Segundo Madureira, o que mais chama a atenção na leva final de solicitações é o tipo de projeto cadastrado.
Na GD, a energia solar pode ser gerada em duas modalidades. microgeração, que corresponde a projetos com potência menor ou igual a 75 kW (kilowatt), geralmente instalados diretamente nos telhados, e minigeração, com potência instalada superior a 75 kW e menor ou igual a 5 MW.
Essa segunda alternativa foi criada para viabilizar o acesso para consumidores interessados em obter energia solar, mas não que não tivessem espaço nos telhados ou morassem em apartamentos e quisessem se reunir em cooperativas ou associações para ter acesso à GD.
No entanto, essa modalidade passou a ser explorada como um negócio e a maioria das fazendas solares é criada para vender energia a grupos empresariais, como bancos, supermercados e redes de varejo.

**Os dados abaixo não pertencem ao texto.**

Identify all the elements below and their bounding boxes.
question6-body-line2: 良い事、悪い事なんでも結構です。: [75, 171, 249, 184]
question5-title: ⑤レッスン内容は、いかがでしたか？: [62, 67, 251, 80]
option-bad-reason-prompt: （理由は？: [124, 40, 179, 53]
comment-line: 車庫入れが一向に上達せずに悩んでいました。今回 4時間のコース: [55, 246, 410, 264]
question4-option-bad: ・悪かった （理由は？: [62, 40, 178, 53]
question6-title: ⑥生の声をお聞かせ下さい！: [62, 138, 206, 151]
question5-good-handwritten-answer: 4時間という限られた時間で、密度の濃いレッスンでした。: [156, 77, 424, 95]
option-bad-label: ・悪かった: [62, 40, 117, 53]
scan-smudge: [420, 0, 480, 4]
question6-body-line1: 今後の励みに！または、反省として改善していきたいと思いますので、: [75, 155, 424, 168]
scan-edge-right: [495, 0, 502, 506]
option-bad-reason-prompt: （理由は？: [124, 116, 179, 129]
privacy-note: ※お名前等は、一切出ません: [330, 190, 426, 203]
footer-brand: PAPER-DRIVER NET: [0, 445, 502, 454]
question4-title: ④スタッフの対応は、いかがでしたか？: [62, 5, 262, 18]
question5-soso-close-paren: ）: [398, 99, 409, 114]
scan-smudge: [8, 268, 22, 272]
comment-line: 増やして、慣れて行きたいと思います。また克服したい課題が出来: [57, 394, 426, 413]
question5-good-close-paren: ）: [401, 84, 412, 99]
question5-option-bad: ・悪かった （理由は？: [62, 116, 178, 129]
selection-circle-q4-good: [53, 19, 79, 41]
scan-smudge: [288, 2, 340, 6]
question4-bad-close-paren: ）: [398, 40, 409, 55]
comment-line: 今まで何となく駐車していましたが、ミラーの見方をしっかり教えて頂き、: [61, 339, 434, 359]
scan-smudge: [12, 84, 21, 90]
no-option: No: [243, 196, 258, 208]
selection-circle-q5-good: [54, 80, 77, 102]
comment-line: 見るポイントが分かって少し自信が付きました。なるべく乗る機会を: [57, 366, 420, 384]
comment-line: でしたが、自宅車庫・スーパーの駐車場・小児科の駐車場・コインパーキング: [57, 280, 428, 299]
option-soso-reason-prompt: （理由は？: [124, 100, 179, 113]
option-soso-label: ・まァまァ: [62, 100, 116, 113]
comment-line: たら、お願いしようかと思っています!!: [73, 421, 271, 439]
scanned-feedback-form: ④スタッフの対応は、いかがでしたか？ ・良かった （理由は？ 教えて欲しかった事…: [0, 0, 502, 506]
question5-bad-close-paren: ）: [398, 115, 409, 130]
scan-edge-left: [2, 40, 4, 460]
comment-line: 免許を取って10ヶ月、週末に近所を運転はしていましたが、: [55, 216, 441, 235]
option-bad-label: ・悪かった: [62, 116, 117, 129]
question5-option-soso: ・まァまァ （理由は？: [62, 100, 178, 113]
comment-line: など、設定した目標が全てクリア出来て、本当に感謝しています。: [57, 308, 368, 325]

De outubro a 6 de janeiro foram cadastrados 460, 110 projetos de microgeração, cuja potência instalada soma 7.000 MW, adicionando um custo, via subsídio, de R$ 61,3 bilhões para os demais consumidores até 2045.
No caso da minigeração, foi solicitado um número menor de projetos, 26.472. No entanto, o total de potência é muito superior, 25.231 MW, bem como o custo dos subsídios para os consumidores, que contabiliza R$ 209, 4 bilhões.
Na média, a conta anual transferida para consumidores nesse período será de R$ 12, 2 bilhões.
Desse total, R$ 2,7 bilhões serão referentes a projetos instalados nos telhados, e R$ 9,5 bilhões vindos das chamadas fazendas solares, que normalmente são negócios para venda de energia a terceiros.
A depender do ritmo da aprovação desses novos projetos, o custo pode subir já em 2023 acima do projetado pela Aneel (Agência Nacional de Energia Elétrica). Em outubro, a agência havia divulgado que os projetos cadastrados até 6 de janeiro deste ano deveriam gerar em 2023 um custo adicional na casa de R$ 4 bilhões em subsídios.
A Abradee entende que os dados deixam claro que o uso indevido dessa alternativa de geração levou a uma abertura de mercado comercialmente distorcida e socialmente injusta.
Unidades de grandes empresas podem ter descontos, por vender o excedente para a distribuidora, ou mesmo se desconectar dela usando a energia mais barata dessas fazendas, mas o baixo custo é sustentado por outros consumidores que não têm acesso a essa alternativa.
“Nada contra se fazer negócio com energia solar, mas não foi esse o princípio da lei, que previa uma alternativa para compartilhamento da energia, não uma comercialização travestida de compartilhamento com subsídio pago pelos demais consumidores”, afirma o presidente da Abradee.
Madureira destaca que, recentemente, a comercialização começou a ser praticada até na microgeração. Pequenas unidades são instaladas numa única área, registradas individualmente, mas formando um único bloco para ser comercializado remotamente.
“No nosso entendimento isso é desvio em relação ao que a lei efetivamente prevê”, afirma.